Dennis Snower, Präsident des Kieler Instituts für Weltwirtschaft (IfW), widersprach ihm entschieden: Eine solche Auszeit könne sich Europa nicht leisten. "Wir befinden uns mitten in einer Krise, ein Bankrun in einem einzigen Land kann sich schnell auf ganz Europa ausbreiten", warnte Snower. Deshalb dürfe man keine Zeit verlieren. "Ja, wir müssen an gemeinsamen Regeln arbeiten, aber wir müssen gleichzeitig auch stabilisieren."

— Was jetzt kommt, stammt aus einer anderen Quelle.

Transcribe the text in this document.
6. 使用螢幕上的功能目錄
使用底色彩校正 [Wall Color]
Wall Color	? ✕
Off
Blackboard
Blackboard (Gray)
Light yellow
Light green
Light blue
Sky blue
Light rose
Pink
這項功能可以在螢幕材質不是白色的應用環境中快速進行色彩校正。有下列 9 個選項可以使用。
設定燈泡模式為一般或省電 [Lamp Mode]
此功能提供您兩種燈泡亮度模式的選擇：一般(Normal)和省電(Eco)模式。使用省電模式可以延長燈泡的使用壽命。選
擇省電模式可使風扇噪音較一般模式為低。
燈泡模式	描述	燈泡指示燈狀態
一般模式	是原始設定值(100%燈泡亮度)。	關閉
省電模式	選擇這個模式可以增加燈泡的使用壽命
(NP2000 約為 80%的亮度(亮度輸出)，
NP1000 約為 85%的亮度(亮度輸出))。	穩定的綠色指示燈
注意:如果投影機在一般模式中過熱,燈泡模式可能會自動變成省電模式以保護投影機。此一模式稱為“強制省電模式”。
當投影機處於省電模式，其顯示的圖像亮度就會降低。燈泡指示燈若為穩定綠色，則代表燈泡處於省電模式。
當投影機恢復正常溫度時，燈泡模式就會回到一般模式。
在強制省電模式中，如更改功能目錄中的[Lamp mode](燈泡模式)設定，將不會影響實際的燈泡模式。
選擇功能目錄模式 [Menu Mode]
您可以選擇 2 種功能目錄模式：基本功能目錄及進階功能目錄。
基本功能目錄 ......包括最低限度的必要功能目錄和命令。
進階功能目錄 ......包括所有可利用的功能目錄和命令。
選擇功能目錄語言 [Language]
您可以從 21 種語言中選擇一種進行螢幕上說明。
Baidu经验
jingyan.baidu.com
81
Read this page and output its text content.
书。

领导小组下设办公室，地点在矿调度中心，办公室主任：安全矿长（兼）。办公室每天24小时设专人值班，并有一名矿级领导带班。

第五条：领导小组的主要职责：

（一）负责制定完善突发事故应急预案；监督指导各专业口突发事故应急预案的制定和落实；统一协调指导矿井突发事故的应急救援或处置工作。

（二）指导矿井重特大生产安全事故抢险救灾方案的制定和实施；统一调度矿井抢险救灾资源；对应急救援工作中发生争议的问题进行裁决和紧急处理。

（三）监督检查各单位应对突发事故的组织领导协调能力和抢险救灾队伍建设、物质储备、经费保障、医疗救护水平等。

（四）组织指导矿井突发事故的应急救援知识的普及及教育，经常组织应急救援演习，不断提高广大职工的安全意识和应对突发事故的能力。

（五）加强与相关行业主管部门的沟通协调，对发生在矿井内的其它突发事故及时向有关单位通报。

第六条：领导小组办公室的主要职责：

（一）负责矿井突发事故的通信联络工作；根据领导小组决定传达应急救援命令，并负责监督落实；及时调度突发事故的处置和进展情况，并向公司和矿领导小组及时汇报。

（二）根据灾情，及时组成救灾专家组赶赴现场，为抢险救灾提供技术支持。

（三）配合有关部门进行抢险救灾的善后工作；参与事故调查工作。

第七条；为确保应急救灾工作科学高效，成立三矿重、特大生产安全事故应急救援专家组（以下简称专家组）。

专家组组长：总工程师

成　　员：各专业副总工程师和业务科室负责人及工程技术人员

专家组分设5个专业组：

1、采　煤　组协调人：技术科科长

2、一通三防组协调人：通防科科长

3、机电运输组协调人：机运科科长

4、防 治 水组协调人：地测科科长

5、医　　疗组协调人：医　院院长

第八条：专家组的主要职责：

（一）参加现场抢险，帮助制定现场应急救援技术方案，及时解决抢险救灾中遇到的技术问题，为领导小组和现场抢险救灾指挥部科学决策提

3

Die Wirtschaftswissenschaft befindet sich in Aufruhr, seit gut 200 Ökonomen rund um den Münchner Ifo-Präsidenten Hans-Werner Sinn vor gut einer Woche einen öffentlichen Protestbrief über die jüngsten EU-Gipfelbeschlüsse verfassten. Raffelhüschen gehörte zu den Unterzeichnern dieses Aufrufs, Snower dagegen zu den Initiatoren einer Replik. Gegenüber der "Welt" kritisierte Snower den Auftakt der Debatte als wenig sachlich: "Der erste Aufruf war sehr emotional. Natürlich haben auch Ökonomen Emotionen, aber hilfreich war diese Aktion nicht", sagte er. Raffelhüschen räumte ein, dass er manches heute etwas anders formulieren würde - "aber dafür haben wir jetzt immerhin die richtige Debatte".

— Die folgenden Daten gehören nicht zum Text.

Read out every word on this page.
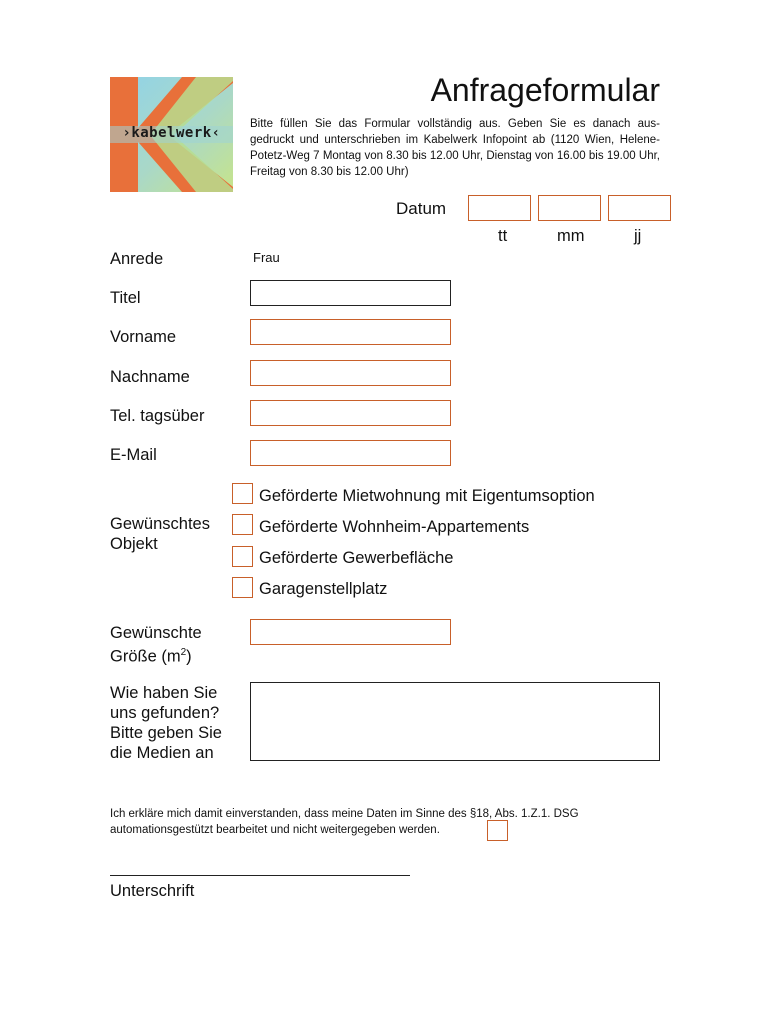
›kabelwerk‹
Anfrageformular
Bitte füllen Sie das Formular vollständig aus. Geben Sie es danach aus-gedruckt und unterschrieben im Kabelwerk Infopoint ab (1120 Wien, Helene-Potetz-Weg 7 Montag von 8.30 bis 12.00 Uhr, Dienstag von 16.00 bis 19.00 Uhr, Freitag von 8.30 bis 12.00 Uhr)
Datum
tt	mm	jj
Anrede	Frau
Titel
Vorname
Nachname
Tel. tagsüber
E-Mail
Gewünschtes
Objekt
Geförderte Mietwohnung mit Eigentumsoption
Geförderte Wohnheim-Appartements
Geförderte Gewerbefläche
Garagenstellplatz
Gewünschte
Größe $(m^2)$
Wie haben Sie
uns gefunden?
Bitte geben Sie
die Medien an
Ich erkläre mich damit einverstanden, dass meine Daten im Sinne des §18, Abs. 1.Z.1. DSG automationsgestützt bearbeitet und nicht weitergegeben werden.
Unterschrift
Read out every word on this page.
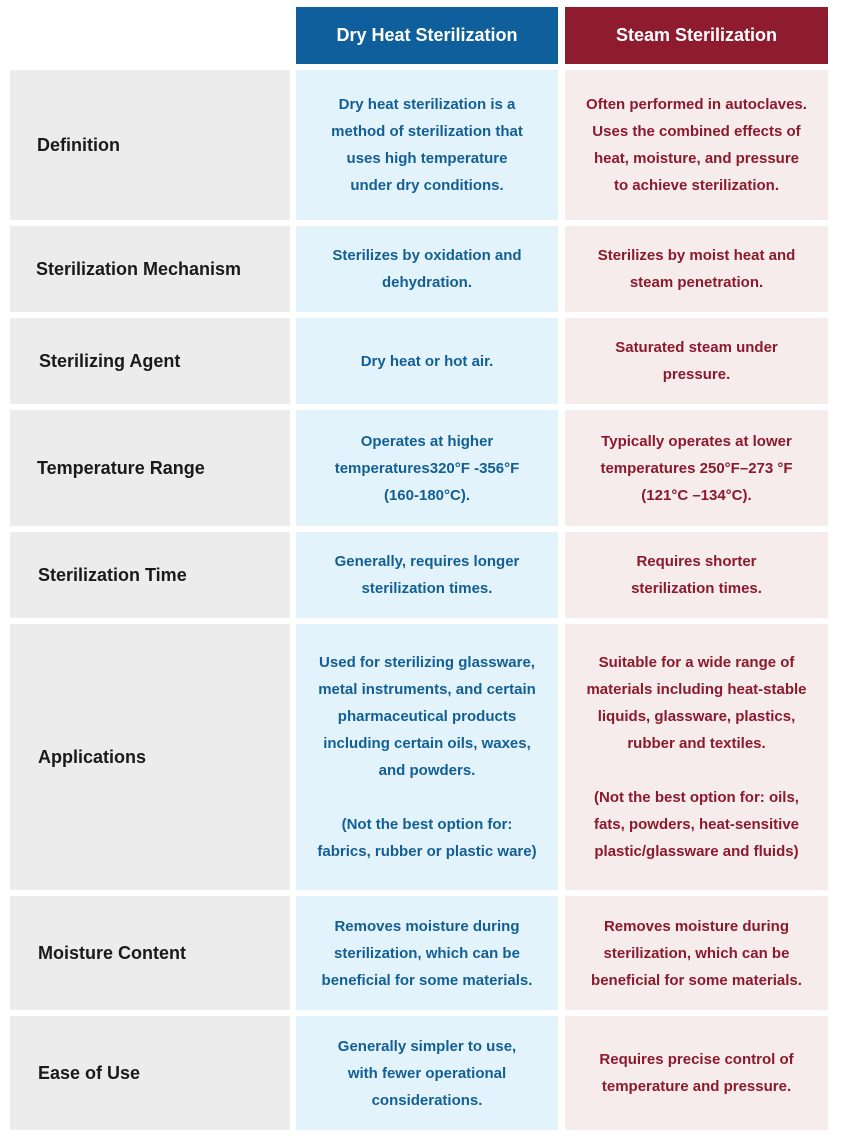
Dry Heat Sterilization	Steam Sterilization
Definition
Dry heat sterilization is a
method of sterilization that
uses high temperature
under dry conditions.
Often performed in autoclaves.
Uses the combined effects of
heat, moisture, and pressure
to achieve sterilization.
Sterilization Mechanism
Sterilizes by oxidation and
dehydration.
Sterilizes by moist heat and
steam penetration.
Sterilizing Agent	Dry heat or hot air.
Saturated steam under
pressure.
Temperature Range
Operates at higher
temperatures320°F -356°F
(160-180°C).
Typically operates at lower
temperatures 250°F–273 °F
(121°C –134°C).
Sterilization Time
Generally, requires longer
sterilization times.
Requires shorter
sterilization times.
Applications
Used for sterilizing glassware,
metal instruments, and certain
pharmaceutical products
including certain oils, waxes,
and powders.

(Not the best option for:
fabrics, rubber or plastic ware)
Suitable for a wide range of
materials including heat-stable
liquids, glassware, plastics,
rubber and textiles.

(Not the best option for: oils,
fats, powders, heat-sensitive
plastic/glassware and fluids)
Moisture Content
Removes moisture during
sterilization, which can be
beneficial for some materials.
Removes moisture during
sterilization, which can be
beneficial for some materials.
Ease of Use
Generally simpler to use,
with fewer operational
considerations.
Requires precise control of
temperature and pressure.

Einer der größten Streitpunkte unter den Wirtschaftswissenschaftlern bleibt der Umgang mit maroden Banken. "Wir brauchen eine einheitliche EU-Finanzmarktregulierung, einen Abwicklungsprozess für insolvente Banken und einen Rekapitalisierungsfonds für solche, die eine Perspektive haben", forderte Snower. "Dazu sollte der Rettungsschirm ESM auch die Möglichkeit haben, sich an Banken zu beteiligen." Gleichzeitig müsse man aber auch die Gläubiger in die Pflicht nehmen. Raffelhüschen warnte dagegen davor, "wie bei der Euro-Einführung den zweiten Schritt vor dem ersten zu machen". Bevor man sich auf eine Haftungsunion einlasse, müssten die notwendigen Bedingungen für eine gemeinsame Haftung erfüllt sein. "Bezahlt wird erst, wenn es die Regulierung gibt, nicht umgekehrt. Es würde ja auch keiner einem Versicherungsverein auf Gegenseitigkeit beitreten, wenn bei einem Teil der Mitglieder der Schadensfall schon eingetreten ist", sagte Raffelhüschen.

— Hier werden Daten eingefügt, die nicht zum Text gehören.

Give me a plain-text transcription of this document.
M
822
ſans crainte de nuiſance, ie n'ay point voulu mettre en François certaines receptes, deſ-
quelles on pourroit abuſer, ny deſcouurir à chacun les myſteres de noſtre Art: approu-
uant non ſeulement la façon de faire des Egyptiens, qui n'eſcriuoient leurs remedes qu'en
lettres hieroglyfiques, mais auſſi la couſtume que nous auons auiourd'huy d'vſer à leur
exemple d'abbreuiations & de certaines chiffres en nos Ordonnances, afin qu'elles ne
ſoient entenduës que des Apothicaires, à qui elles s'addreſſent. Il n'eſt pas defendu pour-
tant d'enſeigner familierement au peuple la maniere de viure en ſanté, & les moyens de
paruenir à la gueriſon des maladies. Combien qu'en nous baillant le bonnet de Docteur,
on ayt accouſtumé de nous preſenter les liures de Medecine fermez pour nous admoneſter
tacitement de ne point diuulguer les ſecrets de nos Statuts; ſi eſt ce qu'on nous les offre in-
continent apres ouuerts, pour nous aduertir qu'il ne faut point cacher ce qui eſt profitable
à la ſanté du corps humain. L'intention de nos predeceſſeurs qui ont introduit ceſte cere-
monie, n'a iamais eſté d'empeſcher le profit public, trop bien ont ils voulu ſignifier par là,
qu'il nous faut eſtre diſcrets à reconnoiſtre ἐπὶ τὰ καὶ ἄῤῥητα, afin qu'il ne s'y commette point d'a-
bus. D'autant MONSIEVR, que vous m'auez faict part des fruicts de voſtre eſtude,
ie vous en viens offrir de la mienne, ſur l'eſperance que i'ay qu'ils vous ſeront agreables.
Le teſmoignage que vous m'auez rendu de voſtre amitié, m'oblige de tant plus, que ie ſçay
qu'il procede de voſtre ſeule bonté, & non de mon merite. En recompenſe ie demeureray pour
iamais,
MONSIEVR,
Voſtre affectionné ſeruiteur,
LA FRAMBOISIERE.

Auch bei der Sanierung der Staatshaushalte sind die beiden Ökonomen unterschiedlicher Meinung. Snower kritisierte den von der Bundesregierung verfochtenen Sparkurs für die Krisenstaaten scharf. "Deutschland hat bei den Vorgaben für andere Länder Fehler gemacht", sagte der Kieler Institutschef. Die Bundesregierung habe im Gegenzug für die Hilfen harte Auflagen durchgesetzt, "und deshalb sparen sich Länder wie Griechenland nun kaputt. Der strenge Konsolidierungskurs verschärft den Abschwung noch", kritisierte Snower. Die Staaten müssten die Möglichkeit haben, antizyklische Fiskalpolitik zu betreiben, um die Konjunktur in der Krise zu stützen. "Reines Sparen kann nicht die Antwort sein." Raffelhüschen lehnt einen solchen Kurs dagegen entschieden ab. "Die antizyklische Finanzpolitik, bei der im Abschwung die Staatsausgaben sogar noch erhöht werden, ist doch genau der Grund, warum wir in dieser Misere stecken", sagte er. Die meisten Staaten erreichten allenfalls in den Phasen absoluter Hochkonjunktur ausgeglichene Haushalte - "ansonsten wurden Jahr für Jahr massive Schulden gemacht". Deutschland sei da keine Ausnahme, wie der Blick auf den aktuellen Bundeshaushalt zeige: "Obwohl die Steuereinnahmen sprudeln wie noch nie, machen wir neue Milliardenschulden", sagte Raffelhüschen. "Europa könnte gut dastehen, wenn die Länder endlich eine solide Haushaltspolitik machen würden."